Hassler Whitney attended Yale University where he received his first degree in 1928, then continued to undertake mathematical research at the University of Harvard from where his doctorate was awarded in 1932. His doctorate was awarded for a dissertation The Coloring of Graphs written under Birkhoff's supervision.

He continued to work at Harvard, being an instructor in mathematics from 1930 until 1935, although the years 1931-33 were spent as a National Research Council Research Fellow. From 1935 he was promoted to assistant professor, then from 1940 associate professor. Harvard made him a full professor in 1946 and he held this professorship until he accepted an offer from the Institute for Advanced Study at Princeton of a chair in 1952.

Whitney's main work was in topology, particularly in the theory of manifolds. Continuing work started by Veblen and Henry Whitehead, Whitney produced fundamental work in differential topology in 1935.

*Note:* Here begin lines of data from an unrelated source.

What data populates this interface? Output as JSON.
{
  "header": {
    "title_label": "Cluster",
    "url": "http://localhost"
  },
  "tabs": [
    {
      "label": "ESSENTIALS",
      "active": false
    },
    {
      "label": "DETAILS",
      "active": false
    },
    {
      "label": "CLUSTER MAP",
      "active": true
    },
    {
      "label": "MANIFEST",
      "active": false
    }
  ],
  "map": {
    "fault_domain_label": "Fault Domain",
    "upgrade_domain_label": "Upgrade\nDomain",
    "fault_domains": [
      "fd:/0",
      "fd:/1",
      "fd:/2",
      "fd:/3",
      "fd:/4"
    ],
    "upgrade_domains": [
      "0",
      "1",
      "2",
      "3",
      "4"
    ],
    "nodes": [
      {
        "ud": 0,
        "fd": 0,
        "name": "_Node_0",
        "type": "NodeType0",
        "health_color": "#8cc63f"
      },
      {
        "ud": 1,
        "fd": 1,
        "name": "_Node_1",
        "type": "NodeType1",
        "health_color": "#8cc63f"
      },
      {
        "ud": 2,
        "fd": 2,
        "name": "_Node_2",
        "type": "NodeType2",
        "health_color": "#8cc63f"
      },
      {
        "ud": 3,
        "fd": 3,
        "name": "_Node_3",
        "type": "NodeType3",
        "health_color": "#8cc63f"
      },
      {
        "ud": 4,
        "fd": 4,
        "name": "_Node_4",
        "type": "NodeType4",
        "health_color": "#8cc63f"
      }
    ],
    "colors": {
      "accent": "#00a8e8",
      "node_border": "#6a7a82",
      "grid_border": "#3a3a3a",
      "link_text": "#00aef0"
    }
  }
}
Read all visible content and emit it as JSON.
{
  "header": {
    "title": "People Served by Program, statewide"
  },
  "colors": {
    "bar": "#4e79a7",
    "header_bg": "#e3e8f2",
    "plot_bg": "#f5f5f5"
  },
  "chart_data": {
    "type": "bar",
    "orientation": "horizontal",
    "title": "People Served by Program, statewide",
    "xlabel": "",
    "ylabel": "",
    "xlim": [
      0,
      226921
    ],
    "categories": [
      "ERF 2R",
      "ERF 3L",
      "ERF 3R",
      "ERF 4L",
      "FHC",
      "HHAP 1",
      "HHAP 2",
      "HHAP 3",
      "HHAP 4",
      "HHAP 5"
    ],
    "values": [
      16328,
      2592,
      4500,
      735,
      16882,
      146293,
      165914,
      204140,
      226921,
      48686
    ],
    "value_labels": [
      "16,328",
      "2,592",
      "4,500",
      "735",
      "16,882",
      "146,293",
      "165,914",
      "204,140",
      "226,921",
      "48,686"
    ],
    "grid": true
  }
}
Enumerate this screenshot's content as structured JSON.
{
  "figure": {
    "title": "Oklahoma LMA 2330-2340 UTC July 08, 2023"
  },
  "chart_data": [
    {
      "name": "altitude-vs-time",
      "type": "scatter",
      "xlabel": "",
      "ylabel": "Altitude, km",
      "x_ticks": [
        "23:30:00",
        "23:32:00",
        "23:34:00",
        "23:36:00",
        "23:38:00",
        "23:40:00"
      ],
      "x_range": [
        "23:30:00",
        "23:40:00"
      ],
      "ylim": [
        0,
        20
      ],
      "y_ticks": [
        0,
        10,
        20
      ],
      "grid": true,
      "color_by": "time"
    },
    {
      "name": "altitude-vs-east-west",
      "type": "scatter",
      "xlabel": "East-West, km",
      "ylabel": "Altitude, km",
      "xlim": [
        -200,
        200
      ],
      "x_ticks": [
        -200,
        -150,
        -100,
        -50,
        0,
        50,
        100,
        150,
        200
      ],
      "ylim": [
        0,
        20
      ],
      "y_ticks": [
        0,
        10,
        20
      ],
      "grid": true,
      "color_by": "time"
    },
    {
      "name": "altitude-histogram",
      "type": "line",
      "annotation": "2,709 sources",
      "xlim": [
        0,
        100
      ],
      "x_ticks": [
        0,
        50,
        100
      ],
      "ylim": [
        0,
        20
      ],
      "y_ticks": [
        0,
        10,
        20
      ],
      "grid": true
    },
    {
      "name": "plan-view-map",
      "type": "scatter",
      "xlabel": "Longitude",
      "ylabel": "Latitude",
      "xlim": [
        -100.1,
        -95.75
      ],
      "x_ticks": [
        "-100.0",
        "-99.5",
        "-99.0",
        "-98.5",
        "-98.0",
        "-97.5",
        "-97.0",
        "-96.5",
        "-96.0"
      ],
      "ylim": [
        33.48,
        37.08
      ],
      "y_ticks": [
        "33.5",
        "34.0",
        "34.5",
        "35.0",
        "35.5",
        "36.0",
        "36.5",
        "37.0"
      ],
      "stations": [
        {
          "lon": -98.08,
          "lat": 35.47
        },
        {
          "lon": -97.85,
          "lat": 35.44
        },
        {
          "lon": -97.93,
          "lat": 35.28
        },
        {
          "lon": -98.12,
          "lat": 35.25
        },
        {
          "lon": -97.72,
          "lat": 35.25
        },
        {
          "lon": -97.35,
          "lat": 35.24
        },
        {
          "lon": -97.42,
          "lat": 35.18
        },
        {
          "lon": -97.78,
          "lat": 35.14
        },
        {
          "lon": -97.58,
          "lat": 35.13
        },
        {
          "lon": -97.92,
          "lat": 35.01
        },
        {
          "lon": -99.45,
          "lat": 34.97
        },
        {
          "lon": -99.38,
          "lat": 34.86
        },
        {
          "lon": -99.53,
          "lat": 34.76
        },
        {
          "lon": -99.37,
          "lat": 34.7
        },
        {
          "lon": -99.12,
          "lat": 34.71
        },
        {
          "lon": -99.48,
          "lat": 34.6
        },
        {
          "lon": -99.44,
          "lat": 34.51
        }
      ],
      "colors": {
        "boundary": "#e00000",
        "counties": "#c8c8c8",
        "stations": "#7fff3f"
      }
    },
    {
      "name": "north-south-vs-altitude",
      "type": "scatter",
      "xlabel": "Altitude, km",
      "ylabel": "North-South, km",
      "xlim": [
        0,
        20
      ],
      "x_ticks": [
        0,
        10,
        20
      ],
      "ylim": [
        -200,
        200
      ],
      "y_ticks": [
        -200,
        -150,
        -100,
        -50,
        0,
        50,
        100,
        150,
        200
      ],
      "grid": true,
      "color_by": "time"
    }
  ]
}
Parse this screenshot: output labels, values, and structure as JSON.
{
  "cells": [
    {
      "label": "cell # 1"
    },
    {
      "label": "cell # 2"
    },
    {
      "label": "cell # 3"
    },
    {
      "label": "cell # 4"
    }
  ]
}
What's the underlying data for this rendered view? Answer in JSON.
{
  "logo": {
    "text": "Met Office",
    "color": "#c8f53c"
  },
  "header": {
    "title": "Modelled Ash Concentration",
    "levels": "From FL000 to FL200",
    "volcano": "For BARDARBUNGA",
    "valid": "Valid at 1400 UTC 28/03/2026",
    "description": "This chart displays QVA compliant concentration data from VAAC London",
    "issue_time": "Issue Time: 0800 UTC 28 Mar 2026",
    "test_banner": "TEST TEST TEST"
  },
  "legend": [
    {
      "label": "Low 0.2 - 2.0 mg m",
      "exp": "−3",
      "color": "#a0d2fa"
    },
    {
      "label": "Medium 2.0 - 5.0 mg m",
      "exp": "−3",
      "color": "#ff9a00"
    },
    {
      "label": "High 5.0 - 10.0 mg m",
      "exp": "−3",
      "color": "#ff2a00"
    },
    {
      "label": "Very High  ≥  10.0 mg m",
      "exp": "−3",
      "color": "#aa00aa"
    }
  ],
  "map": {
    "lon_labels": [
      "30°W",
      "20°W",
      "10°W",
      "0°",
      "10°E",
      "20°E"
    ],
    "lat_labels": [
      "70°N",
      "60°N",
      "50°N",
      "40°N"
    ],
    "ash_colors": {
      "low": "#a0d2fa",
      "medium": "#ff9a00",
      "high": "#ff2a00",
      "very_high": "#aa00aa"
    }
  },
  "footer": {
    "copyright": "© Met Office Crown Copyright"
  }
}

Whitney also wrote on graph theory, in particular the colouring of graphs and chromatic polynomials. Other work on algebraic varieties and integration theory was important.

Outside mathematical research Whitney contributed in many ways to his subject. He was chairman of the National Science Foundation mathematics panel from 1953 until 1956. He was editor of the American Journal of Mathematics from 1944 to 1949, then editor of Mathematical Reviews from 1949 until 1954.

Ulam writing about Whitney said:-

He was friendly, but rather taciturn - psychologically of a type one encounters in this
country more frequently than in central Europe - with wry humour, shyness but self-assurance, a probity which shines through, and a certain genius for persistent and deep follow-through in mathematics.

Princeton was to remain Whitney's base from 1952 until he retired in 1977. The year before he retired he was awarded the National Medal of Science. Then in 1983 he received the Wolf Prize and, two years later, the Steele Prize.